Vediamo intanto i voti. Partendo dalla Csu, il partito storico della Baviera, che ottiene il 37,2 per cento, oltre dieci punti in meno rispetto alle elezioni del 2013. Esito che ingolosirebbe qualsiasi forza politica europea, di questi tempi. Un calice di mirra per l’alleato bavarese della Cdu. Un risultato che è un tracollo storico. Mai, dal 1958 in poi, la Csu era andata sotto il 43 per cento nelle elezioni locali.

Per Angela Merkel è una pessima notizia, quella che arriva da Monaco, anche se ha perfino il suo lato positivo. Con Horst Seehofer, il leader della Csu – e ministro degli interni – la relazione s’era fatta molto difficile, e nel match che s’era aperto tra i due, è chiaro oggi chi è il perdente, anche se, vincere così, non deve essere comunque esaltante per Angela. 

La segretaria generale della Cdu, Annegret Kramp-Karrenbauer, legata a Merkel, ha lamentato “le polemiche degli ultimi mesi”  del partito “fratello” della Baviera con il suo partito nazionale, un confitto che ha appesantito la campagna elettorale dei cristiano sociali. Parole educate per attribuire l’onere della sconfitta alla Csu – con la sua ostinata e aperta opposizione alla politica della cancelliera in materia d’immigrazione – e in particolare al capo della Csu, Seehofer, organizzatore nel governo di una vera e propria fronda contro la Kanzlerin, fino a mettere in discussione l’alleanza stessa tra i due partiti cristiani. 

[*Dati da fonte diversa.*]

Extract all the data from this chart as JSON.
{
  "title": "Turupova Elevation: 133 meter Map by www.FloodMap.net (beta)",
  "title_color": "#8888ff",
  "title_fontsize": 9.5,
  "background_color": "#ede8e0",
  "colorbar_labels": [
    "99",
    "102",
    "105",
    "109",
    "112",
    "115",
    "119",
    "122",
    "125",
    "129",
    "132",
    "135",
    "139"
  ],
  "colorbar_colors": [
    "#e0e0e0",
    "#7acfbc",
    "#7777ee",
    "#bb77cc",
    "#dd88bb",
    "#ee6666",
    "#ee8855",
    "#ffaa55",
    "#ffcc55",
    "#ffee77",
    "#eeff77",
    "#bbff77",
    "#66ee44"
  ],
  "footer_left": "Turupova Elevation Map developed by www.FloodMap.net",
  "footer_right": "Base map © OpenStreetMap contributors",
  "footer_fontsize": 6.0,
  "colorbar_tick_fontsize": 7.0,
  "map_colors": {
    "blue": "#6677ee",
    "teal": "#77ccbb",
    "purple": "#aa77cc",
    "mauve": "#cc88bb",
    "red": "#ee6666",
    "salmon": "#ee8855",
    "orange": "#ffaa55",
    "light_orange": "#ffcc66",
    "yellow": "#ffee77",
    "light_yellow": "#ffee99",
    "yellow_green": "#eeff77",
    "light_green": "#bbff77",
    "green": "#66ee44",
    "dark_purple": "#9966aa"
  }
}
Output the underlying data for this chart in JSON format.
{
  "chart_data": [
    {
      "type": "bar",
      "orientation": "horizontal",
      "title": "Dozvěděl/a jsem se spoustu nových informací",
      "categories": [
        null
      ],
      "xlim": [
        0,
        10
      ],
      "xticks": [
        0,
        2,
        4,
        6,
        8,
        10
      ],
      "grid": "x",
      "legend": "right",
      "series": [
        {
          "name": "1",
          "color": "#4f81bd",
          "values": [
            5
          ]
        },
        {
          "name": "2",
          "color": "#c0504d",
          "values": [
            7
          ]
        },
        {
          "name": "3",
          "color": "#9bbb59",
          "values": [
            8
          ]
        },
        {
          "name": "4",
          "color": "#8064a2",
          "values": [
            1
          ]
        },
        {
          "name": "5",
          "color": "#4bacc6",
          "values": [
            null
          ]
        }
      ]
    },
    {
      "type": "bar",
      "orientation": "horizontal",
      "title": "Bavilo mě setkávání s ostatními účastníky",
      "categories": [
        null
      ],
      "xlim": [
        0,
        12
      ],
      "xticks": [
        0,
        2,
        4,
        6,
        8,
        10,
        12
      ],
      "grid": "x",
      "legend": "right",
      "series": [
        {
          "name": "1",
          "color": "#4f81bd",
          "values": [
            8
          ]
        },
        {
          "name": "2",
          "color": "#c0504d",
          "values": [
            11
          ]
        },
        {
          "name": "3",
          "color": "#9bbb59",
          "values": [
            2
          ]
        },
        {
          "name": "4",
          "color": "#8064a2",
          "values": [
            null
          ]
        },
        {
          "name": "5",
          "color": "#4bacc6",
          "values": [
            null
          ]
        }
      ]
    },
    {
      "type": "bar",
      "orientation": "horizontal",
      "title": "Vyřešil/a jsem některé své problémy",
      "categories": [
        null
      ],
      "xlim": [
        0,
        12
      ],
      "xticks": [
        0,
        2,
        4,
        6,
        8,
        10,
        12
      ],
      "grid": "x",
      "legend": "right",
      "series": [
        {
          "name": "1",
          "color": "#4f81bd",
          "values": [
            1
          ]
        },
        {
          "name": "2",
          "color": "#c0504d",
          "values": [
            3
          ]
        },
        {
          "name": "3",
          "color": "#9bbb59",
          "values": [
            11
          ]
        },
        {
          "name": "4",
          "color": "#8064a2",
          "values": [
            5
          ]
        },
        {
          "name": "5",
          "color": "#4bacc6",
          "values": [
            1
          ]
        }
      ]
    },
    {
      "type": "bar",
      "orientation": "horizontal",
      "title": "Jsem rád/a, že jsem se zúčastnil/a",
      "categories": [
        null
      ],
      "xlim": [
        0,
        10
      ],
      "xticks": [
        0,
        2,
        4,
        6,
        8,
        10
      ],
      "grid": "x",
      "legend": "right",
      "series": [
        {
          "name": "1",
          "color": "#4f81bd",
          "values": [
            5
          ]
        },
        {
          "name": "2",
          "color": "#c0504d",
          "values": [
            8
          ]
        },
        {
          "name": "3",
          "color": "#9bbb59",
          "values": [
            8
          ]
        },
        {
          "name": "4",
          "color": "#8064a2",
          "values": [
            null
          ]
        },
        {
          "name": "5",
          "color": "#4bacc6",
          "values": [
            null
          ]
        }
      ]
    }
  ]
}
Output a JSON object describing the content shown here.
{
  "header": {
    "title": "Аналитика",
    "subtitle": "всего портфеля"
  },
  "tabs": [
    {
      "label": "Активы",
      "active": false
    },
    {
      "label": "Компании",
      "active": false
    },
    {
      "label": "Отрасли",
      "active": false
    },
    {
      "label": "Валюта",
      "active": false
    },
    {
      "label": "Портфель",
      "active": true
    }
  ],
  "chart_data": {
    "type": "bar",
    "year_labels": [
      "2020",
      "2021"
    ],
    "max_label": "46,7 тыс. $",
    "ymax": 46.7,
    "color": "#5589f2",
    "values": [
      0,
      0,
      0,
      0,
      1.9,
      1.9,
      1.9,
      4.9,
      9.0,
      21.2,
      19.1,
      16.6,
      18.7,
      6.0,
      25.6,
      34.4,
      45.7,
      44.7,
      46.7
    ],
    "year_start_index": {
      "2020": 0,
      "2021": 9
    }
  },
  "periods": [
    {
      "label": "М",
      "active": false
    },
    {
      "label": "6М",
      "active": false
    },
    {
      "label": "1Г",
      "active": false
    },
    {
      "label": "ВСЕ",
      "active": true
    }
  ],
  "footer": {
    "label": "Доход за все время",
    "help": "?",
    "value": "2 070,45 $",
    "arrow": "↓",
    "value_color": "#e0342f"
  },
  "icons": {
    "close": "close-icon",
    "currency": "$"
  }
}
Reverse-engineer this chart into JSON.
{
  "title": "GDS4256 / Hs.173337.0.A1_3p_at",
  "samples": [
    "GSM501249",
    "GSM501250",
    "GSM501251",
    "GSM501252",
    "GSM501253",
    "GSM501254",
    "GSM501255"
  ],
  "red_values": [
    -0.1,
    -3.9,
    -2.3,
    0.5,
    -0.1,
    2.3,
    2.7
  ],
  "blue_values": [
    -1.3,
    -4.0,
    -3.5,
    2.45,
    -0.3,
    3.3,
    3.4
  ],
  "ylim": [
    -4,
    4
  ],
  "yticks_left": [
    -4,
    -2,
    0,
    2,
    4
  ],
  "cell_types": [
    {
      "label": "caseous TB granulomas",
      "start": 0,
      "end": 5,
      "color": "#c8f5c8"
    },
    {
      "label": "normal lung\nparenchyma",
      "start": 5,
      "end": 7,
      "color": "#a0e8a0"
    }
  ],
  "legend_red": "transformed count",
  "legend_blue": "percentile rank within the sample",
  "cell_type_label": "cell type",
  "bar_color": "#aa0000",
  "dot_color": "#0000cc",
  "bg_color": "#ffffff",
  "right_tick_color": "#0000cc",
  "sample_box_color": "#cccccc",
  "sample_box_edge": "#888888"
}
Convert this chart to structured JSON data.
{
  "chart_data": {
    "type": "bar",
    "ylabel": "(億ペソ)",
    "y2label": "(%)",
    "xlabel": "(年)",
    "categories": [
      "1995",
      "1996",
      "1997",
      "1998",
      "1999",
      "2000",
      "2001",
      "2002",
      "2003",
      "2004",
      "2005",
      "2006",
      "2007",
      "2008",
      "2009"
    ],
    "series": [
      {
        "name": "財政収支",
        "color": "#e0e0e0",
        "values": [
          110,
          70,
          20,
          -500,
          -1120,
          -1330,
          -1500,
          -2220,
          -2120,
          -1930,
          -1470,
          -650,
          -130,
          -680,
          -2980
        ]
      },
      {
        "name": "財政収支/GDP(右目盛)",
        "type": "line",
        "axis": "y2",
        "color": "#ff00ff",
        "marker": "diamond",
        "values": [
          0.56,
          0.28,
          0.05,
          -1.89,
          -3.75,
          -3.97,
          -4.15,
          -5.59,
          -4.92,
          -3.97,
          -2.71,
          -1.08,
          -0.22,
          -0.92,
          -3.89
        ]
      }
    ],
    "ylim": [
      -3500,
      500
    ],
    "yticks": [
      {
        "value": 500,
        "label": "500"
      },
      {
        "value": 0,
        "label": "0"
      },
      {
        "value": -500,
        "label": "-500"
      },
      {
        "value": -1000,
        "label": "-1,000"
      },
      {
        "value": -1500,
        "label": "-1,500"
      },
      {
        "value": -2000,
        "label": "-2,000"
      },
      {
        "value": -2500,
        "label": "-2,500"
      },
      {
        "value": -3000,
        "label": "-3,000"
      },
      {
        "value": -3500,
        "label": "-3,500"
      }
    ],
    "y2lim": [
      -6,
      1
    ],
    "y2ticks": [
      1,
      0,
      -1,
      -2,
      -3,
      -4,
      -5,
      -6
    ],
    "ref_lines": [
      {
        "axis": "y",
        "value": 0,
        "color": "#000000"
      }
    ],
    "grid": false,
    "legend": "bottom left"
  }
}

Una linea che s’è trasformata in boomerang. Secondo un sondaggio dell’Ard, oltre l’ottanta per cento degli elettori pensa che questa linea abbia finito per nuocere al partito conservatore bavarese, che infatti non è riuscito nel suo proposito di contenere la competizione montante di Alternative für Deutschland. Che, tuttavia, ha avuto un buon risultato, ma non quel risultato che s’attendeva e che molti bookmaker le attribuivano. Un esito sotto le attese, dunque, ma con il poco più del dieci per cento AfD può fare il suo ingresso nel parlamento bavarese, ed è un fatto simbolico rilevante, ma non più di questo, agli effetti della formazione del nuovo governo. Per il quale si ritroveranno insieme Csu e liberali (Fdp), come avvenne nel 2008 – quando la Csu perse la maggioranza assoluta – più una formazione di destra locale, Freie Wähler, che ha ottenuto l’11,5 per cento.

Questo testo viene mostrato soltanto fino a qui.